Ainsi, pour tous ceux qui vivent sur le plan physique, dans la conscience physique, ce sont les moyens et les procédés physiques qui doivent être employés quand on s’occupe de son corps. Et comme l’immense majorité des êtres humains, même à l’Ashram, vit dans une conscience sinon exclusivement physique, du moins physique dans sa dominante, il est tout à fait naturel que l’on suive et que l’on obéisse à tous les principes donnés par la science physique pour s’occuper de son corps.

Maintenant, selon ce que Sri Aurobindo nous enseigne, ce n’est pas une réalisation ultime, ni l’idéal vers lequel nous voulons nous élever.

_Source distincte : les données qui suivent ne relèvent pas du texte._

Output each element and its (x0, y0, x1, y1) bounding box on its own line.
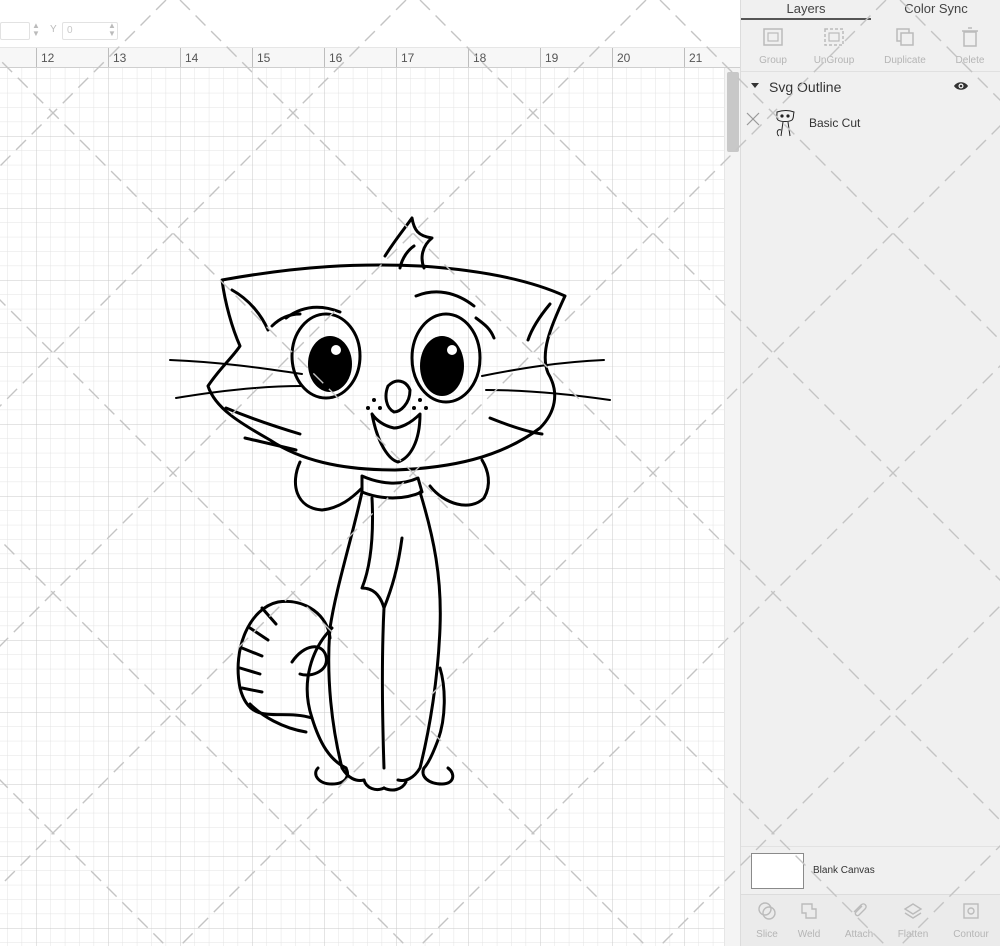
tab-layers[interactable]: Layers (741, 0, 871, 20)
group-button[interactable]: Group (741, 24, 805, 68)
delete-button[interactable]: Delete (938, 24, 1000, 68)
ungroup-button[interactable]: UnGroup (802, 24, 866, 68)
duplicate-icon (896, 28, 914, 46)
y-label: Y (50, 24, 57, 35)
flatten-icon (903, 903, 923, 919)
flatten-label: Flatten (897, 929, 929, 940)
position-toolbar: ▲ ▼ Y 0 ▲ ▼ (0, 0, 740, 48)
combine-toolbar: Slice Weld Attach Flatten Contour (741, 894, 1000, 946)
delete-label: Delete (955, 55, 985, 66)
group-icon (763, 28, 783, 46)
weld-button[interactable]: Weld (783, 899, 835, 945)
panel-tabs: Layers Color Sync (741, 0, 1000, 20)
ruler-tick: 20 (617, 51, 631, 65)
contour-icon (963, 903, 979, 919)
ruler-tick: 15 (257, 51, 271, 65)
ungroup-label: UnGroup (813, 55, 855, 66)
cat-thumbnail-icon (776, 110, 795, 137)
layer-name: Basic Cut (809, 116, 861, 130)
attach-button[interactable]: Attach (833, 899, 885, 945)
x-stepper-icon[interactable]: ▲ ▼ (32, 22, 40, 38)
basic-cut-type-icon (746, 112, 760, 126)
y-stepper-icon[interactable]: ▲ ▼ (108, 22, 116, 38)
ruler-tick: 17 (401, 51, 415, 65)
ruler-tick: 16 (329, 51, 343, 65)
delete-icon (962, 27, 978, 47)
ruler-tick: 14 (185, 51, 199, 65)
group-label: Group (759, 55, 787, 66)
slice-icon (758, 902, 776, 920)
contour-button[interactable]: Contour (945, 899, 997, 945)
duplicate-label: Duplicate (884, 55, 926, 66)
duplicate-button[interactable]: Duplicate (873, 24, 937, 68)
layer-group-svg-outline[interactable]: Svg Outline (741, 76, 1000, 100)
ruler-tick: 18 (473, 51, 487, 65)
layer-group-name: Svg Outline (769, 79, 842, 95)
watermark-pattern (0, 68, 724, 946)
ruler-tick: 12 (41, 51, 55, 65)
tab-color-sync[interactable]: Color Sync (871, 0, 1000, 20)
blank-canvas-label: Blank Canvas (813, 865, 875, 876)
contour-label: Contour (953, 929, 989, 940)
caret-down-icon[interactable] (751, 83, 759, 88)
vertical-scrollbar[interactable] (724, 68, 740, 946)
attach-icon (853, 903, 867, 917)
scrollbar-thumb[interactable] (727, 72, 739, 152)
attach-label: Attach (844, 929, 874, 940)
design-canvas[interactable] (0, 68, 724, 946)
eye-icon[interactable] (953, 80, 969, 92)
layer-item-basic-cut[interactable]: Basic Cut (741, 104, 1000, 142)
layers-panel: Layers Color Sync Group UnGroup Duplicat… (740, 0, 1000, 946)
blank-canvas-row[interactable]: Blank Canvas (741, 846, 1000, 892)
weld-icon (801, 903, 817, 919)
weld-label: Weld (797, 929, 821, 940)
flatten-button[interactable]: Flatten (887, 899, 939, 945)
ungroup-icon (824, 28, 844, 46)
x-position-input[interactable] (0, 22, 30, 40)
horizontal-ruler: 12 13 14 15 16 17 18 19 20 21 (0, 48, 740, 68)
ruler-tick: 13 (113, 51, 127, 65)
blank-canvas-swatch[interactable] (751, 853, 804, 889)
layer-actions-toolbar: Group UnGroup Duplicate Delete (741, 20, 1000, 72)
ruler-tick: 19 (545, 51, 559, 65)
ruler-tick: 21 (689, 51, 703, 65)
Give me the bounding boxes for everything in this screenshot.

Il y a une condition supérieure à celle-là, où la conscience, tout en restant encore principalement mentale ou partiellement mentale dans son fonctionnement, est déjà ouverte à des régions supérieures dans une aspiration vers la vie spirituelle, et ouverte à l’influence supramentale.

Dès que cette ouverture se produit, on passe de l’état où la vie est purement physique (quand je dis physique, j’inclus toute la vie mentale et intellectuelle et toutes les réalisations humaines, même les plus remarquables; je parle d’un physique qui est le sommet des capacités humaines, d’une vie terrestre et matérielle où l’homme peut exprimer des valeurs d’ordre supérieur au point de vue mental et intellectuel), on peut dépasser cet état, s’ouvrir à la Force supramentale qui agit maintenant sur la terre et entrer dans une zone de transition où les deux influences se rencontrent et s’interpénètrent, où la conscience est encore mentale et intellectuelle dans son fonctionnement, mais suffisamment pénétrée de Puissance et de Force supramentales pour pouvoir être l’instrument d’une vérité supérieure.

À l’heure qu’il est, cet état-là est réalisable sur la terre pour ceux qui se sont préparés à recevoir la Force supramentale qui se manifeste. Et dans cet état-là, dans cet état de conscience, le corps peut bénéficier d’une condition très supérieure à la condition dans laquelle il se trouvait auparavant. Il peut être mis directement en rapport avec la vérité essentielle de son être, au point que, spontanément, à chaque minute, il sache d’une façon instinctive, ou intuitive, quelle est la chose à faire et qu’il puisse la faire.

Je dis, cette condition-là, maintenant, est réalisable pour tous ceux qui prennent la peine de se préparer à recevoir la Force supramentale, à l’assimiler et à lui obéir.

Naturellement, il y a un état supérieur à celui-là, c’est l’état dont Sri Aurobindo parle comme de l’idéal à accomplir: la vie divine dans un corps divin. Mais il nous dit lui-même que cela prendra du temps; c’est une transformation intégrale qui ne peut pas s’effectuer en un moment. Cela prendra même beaucoup de temps. Mais lorsque ce sera fait, lorsque la conscience sera devenue une conscience supramentale, alors, l’action ne sera plus à chaque minute déterminée par un choix mental ni subordonnée à la capacité physique: c’est le corps tout entier qui sera spontanément, intégralement, l’expression parfaite de la vérité intérieure.

Cela, c’est l’idéal que l’on doit garder devant soi, vers la réalisation duquel il faut tendre; mais il ne faut pas s’illusionner et croire que ce puisse être une transformation rapide, miraculeuse, immédiate, merveilleuse, sans effort et sans travail.

Pourtant, ce n’est plus seulement une possibilité, ce n’est même plus seulement une promesse pour un avenir lointain: c’est quelque chose qui est en voie d’exécution. Et l’on peut déjà non seulement prévoir, mais sentir le moment où le corps, comme l’a fait déjà l’esprit intérieur, pourra répéter intégralement l’expérience de la partie spirituelle de l’être, et lui-même, dans sa conscience corporelle, se trouver devant la Réalité suprême, se tourner intégralement vers elle et dire, en toute sincérité, dans un don total de toutes les cellules: «Être Toi — exclusivement, parfaitement — Toi, infiniment, éternellement... tout simplement.»